Randy: We do not have to ensure our staff cares about our efforts because they are actively engaged partners of their city. Santa Fe has been called The City Different for over a hundred years because of its centuries of unique multiculturalism and spirited dedication to preserving all traditional elements of its culture while at the same time embracing new and progressive ideas in arts and sustainability. This is something for which essentially all Santa Feans, not only tourism staff, feel a caretaker’s obligation.
A notable characteristic of Santa Feans is their eagerness to share their treasures with visitors. The singular story of our Native and Spanish peoples, and the Anglos who followed, and the quality of the city’s artistic, spiritual and sustainable traditions is something that excites and inspires visitors deeply. One could say that the citizens of Santa Fe are the story and the storytellers.

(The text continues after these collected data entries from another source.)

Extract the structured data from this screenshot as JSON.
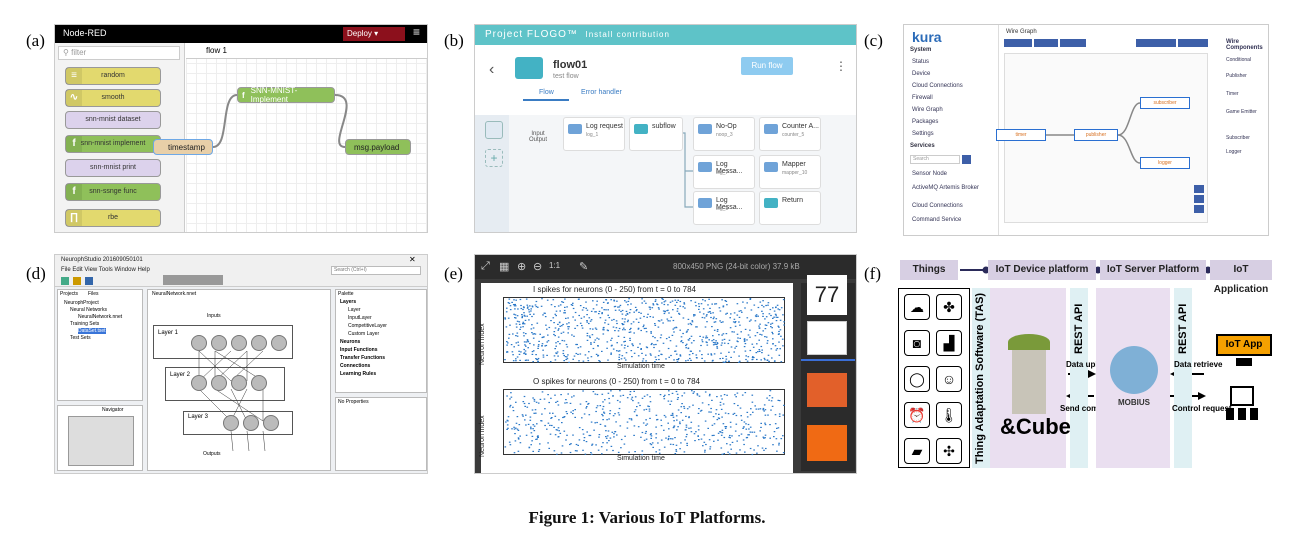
{
  "caption": "Figure 1: Various IoT Platforms.",
  "labels": {
    "a": "(a)",
    "b": "(b)",
    "c": "(c)",
    "d": "(d)",
    "e": "(e)",
    "f": "(f)"
  },
  "nodered": {
    "logo": "Node-RED",
    "deploy": "Deploy",
    "filter_placeholder": "filter",
    "tab": "flow 1",
    "palette": [
      "random",
      "smooth",
      "snn-mnist dataset",
      "snn-mnist implement",
      "snn-mnist print",
      "snn-ssnge func",
      "rbe"
    ],
    "nodes": {
      "timestamp": "timestamp",
      "snn": "SNN-MNIST-Implement",
      "payload": "msg.payload"
    }
  },
  "flogo": {
    "header": "Project FLOGO™",
    "install": "Install contribution",
    "flow_title": "flow01",
    "flow_sub": "test flow",
    "run": "Run flow",
    "tab_flow": "Flow",
    "tab_error": "Error handler",
    "io_label": "Input Output",
    "cards": [
      {
        "t": "Log request",
        "s": "log_1"
      },
      {
        "t": "subflow",
        "s": ""
      },
      {
        "t": "No-Op",
        "s": "noop_3"
      },
      {
        "t": "Counter A...",
        "s": "counter_5"
      },
      {
        "t": "Log Messa...",
        "s": "log_7"
      },
      {
        "t": "Mapper",
        "s": "mapper_10"
      },
      {
        "t": "Log Messa...",
        "s": "log_8"
      },
      {
        "t": "Return",
        "s": ""
      }
    ]
  },
  "kura": {
    "logo": "kura",
    "system": "System",
    "items": [
      "Status",
      "Device",
      "Cloud Connections",
      "Firewall",
      "Wire Graph",
      "Packages",
      "Settings"
    ],
    "services": "Services",
    "search": "Search",
    "service_items": [
      "Sensor Node",
      "ActiveMQ Artemis Broker",
      "Cloud Connections",
      "Command Service"
    ],
    "wire_title": "Wire Graph",
    "boxes": {
      "timer": "timer",
      "publisher": "publisher",
      "subscriber": "subscriber",
      "logger": "logger"
    },
    "right_title": "Wire Components",
    "right_items": [
      "Conditional",
      "Publisher",
      "Timer",
      "Game Emitter",
      "Subscriber",
      "Logger"
    ]
  },
  "neuroph": {
    "title": "NeurophStudio 201609050101",
    "menu": "File  Edit  View  Tools  Window  Help",
    "search": "Search (Ctrl+I)",
    "tabs": {
      "projects": "Projects",
      "files": "Files",
      "nn": "NeuralNetwork.nnet",
      "palette": "Palette"
    },
    "tree": [
      "NeurophProject",
      "Neural Networks",
      "NeuralNetwork.nnet",
      "Training Sets",
      "DataSet.tset",
      "Test Sets"
    ],
    "layers": [
      "Layer 1",
      "Layer 2",
      "Layer 3"
    ],
    "inputs": "Inputs",
    "outputs": "Outputs",
    "palette_items": [
      "Layers",
      "Layer",
      "InputLayer",
      "CompetitiveLayer",
      "Custom Layer",
      "Neurons",
      "Input Functions",
      "Transfer Functions",
      "Connections",
      "Learning Rules"
    ],
    "props": "No Properties",
    "nav": "Navigator"
  },
  "spikes": {
    "info": "800x450 PNG (24-bit color) 37.9 kB",
    "plot1_title": "I spikes for neurons (0 - 250) from t = 0 to 784",
    "plot2_title": "O spikes for neurons (0 - 250) from t = 0 to 784",
    "ylabel": "Neuron index",
    "xlabel": "Simulation time",
    "thumb": "77"
  },
  "arch": {
    "things": "Things",
    "device": "IoT Device platform",
    "server": "IoT Server Platform",
    "app": "IoT Application",
    "tas": "Thing Adaptation Software (TAS)",
    "rest1": "REST API",
    "rest2": "REST API",
    "cube": "&Cube",
    "mobius": "MOBIUS",
    "upload": "Data upload",
    "send": "Send command",
    "retrieve": "Data retrieve",
    "control": "Control request",
    "iotapp": "IoT App"
  }
}
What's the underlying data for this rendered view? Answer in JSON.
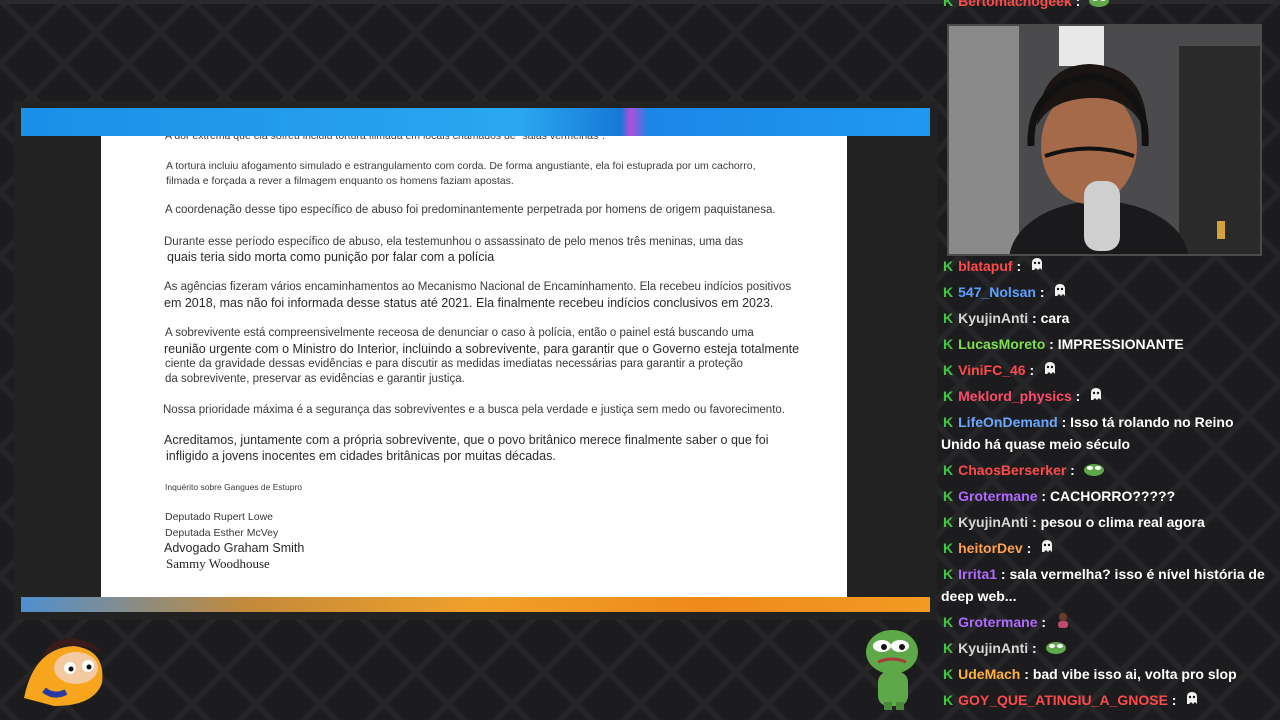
{
  "document": {
    "lines": [
      {
        "text": "A dor extrema que ela sofreu incluiu tortura filmada em locais chamados de \"salas vermelhas\".",
        "size": "s"
      },
      {
        "text": "A tortura incluiu afogamento simulado e estrangulamento com corda. De forma angustiante, ela foi estuprada por um cachorro,",
        "size": "s"
      },
      {
        "text": "filmada e forçada a rever a filmagem enquanto os homens faziam apostas.",
        "size": "s"
      },
      {
        "text": "A coordenação desse tipo específico de abuso foi predominantemente perpetrada por homens de origem paquistanesa.",
        "size": "m"
      },
      {
        "text": "Durante esse período específico de abuso, ela testemunhou o assassinato de pelo menos três meninas, uma das",
        "size": "m"
      },
      {
        "text": "quais teria sido morta como punição por falar com a polícia",
        "size": "l"
      },
      {
        "text": "As agências fizeram vários encaminhamentos ao Mecanismo Nacional de Encaminhamento. Ela recebeu indícios positivos",
        "size": "m"
      },
      {
        "text": "em 2018, mas não foi informada desse status até 2021. Ela finalmente recebeu indícios conclusivos em 2023.",
        "size": "l"
      },
      {
        "text": "A sobrevivente está compreensivelmente receosa de denunciar o caso à polícia, então o painel está buscando uma",
        "size": "m"
      },
      {
        "text": "reunião urgente com o Ministro do Interior, incluindo a sobrevivente, para garantir que o Governo esteja totalmente",
        "size": "l"
      },
      {
        "text": "ciente da gravidade dessas evidências e para discutir as medidas imediatas necessárias para garantir a proteção",
        "size": "m"
      },
      {
        "text": "da sobrevivente, preservar as evidências e garantir justiça.",
        "size": "m"
      },
      {
        "text": "Nossa prioridade máxima é a segurança das sobreviventes e a busca pela verdade e justiça sem medo ou favorecimento.",
        "size": "m"
      },
      {
        "text": "Acreditamos, juntamente com a própria sobrevivente, que o povo britânico merece finalmente saber o que foi",
        "size": "l"
      },
      {
        "text": "infligido a jovens inocentes em cidades britânicas por muitas décadas.",
        "size": "l"
      },
      {
        "text": "Inquérito sobre Gangues de Estupro",
        "size": "xs"
      },
      {
        "text": "Deputado Rupert Lowe",
        "size": "s"
      },
      {
        "text": "Deputada Esther McVey",
        "size": "s"
      },
      {
        "text": "Advogado Graham Smith",
        "size": "l"
      },
      {
        "text": "Sammy Woodhouse",
        "size": "sig"
      }
    ]
  },
  "chat": {
    "messages": [
      {
        "user": "Bertomachogeek",
        "color": "#ff4a4a",
        "text": "",
        "emote": "frog"
      },
      {
        "user": "blatapuf",
        "color": "#ff4a4a",
        "text": "",
        "emote": "ghost"
      },
      {
        "user": "547_Nolsan",
        "color": "#5aa0ff",
        "text": "",
        "emote": "ghost"
      },
      {
        "user": "KyujinAnti",
        "color": "#d6d6d6",
        "text": "cara",
        "emote": ""
      },
      {
        "user": "LucasMoreto",
        "color": "#7ee04a",
        "text": "IMPRESSIONANTE",
        "emote": ""
      },
      {
        "user": "ViniFC_46",
        "color": "#ff4a4a",
        "text": "",
        "emote": "ghost"
      },
      {
        "user": "Meklord_physics",
        "color": "#ff4a6a",
        "text": "",
        "emote": "ghost"
      },
      {
        "user": "LifeOnDemand",
        "color": "#6aa8ff",
        "text": "Isso tá rolando no Reino Unido há quase meio século",
        "emote": ""
      },
      {
        "user": "ChaosBerserker",
        "color": "#ff4a4a",
        "text": "",
        "emote": "frog"
      },
      {
        "user": "Grotermane",
        "color": "#b06aff",
        "text": "CACHORRO?????",
        "emote": ""
      },
      {
        "user": "KyujinAnti",
        "color": "#d6d6d6",
        "text": "pesou o clima real agora",
        "emote": ""
      },
      {
        "user": "heitorDev",
        "color": "#ffa050",
        "text": "",
        "emote": "ghost"
      },
      {
        "user": "Irrita1",
        "color": "#b06aff",
        "text": "sala vermelha? isso é nível história de deep web...",
        "emote": ""
      },
      {
        "user": "Grotermane",
        "color": "#b06aff",
        "text": "",
        "emote": "person"
      },
      {
        "user": "KyujinAnti",
        "color": "#d6d6d6",
        "text": "",
        "emote": "frog"
      },
      {
        "user": "UdeMach",
        "color": "#ffb23a",
        "text": "bad vibe isso ai, volta pro slop",
        "emote": ""
      },
      {
        "user": "GOY_QUE_ATINGIU_A_GNOSE",
        "color": "#ff4a4a",
        "text": "",
        "emote": "ghost"
      }
    ]
  }
}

ANULA: What’s the best lesson you have learned over the years of developing a successful sustainable tourism business?
Randy: Sustainability is not about just the visitor but about a quality of lifestyle for the citizens of the city that is deeply connected to their history and cultures. A few lessons that have guided our efforts:
· Know who you are and your value
· Care and invest in your culture and history
· Listen to your local citizens
· Do not be afraid to share ideas or try new things
· Respect for those that came before and room for those coming now
· Be passionate about sharing your love of Santa Fe!
This article is part of the interview series with the National Geographic World Legacy Awards 2017 winners and finalists, with whom we explore the best practices in sustainable tourism communications and stakeholders’ engagement.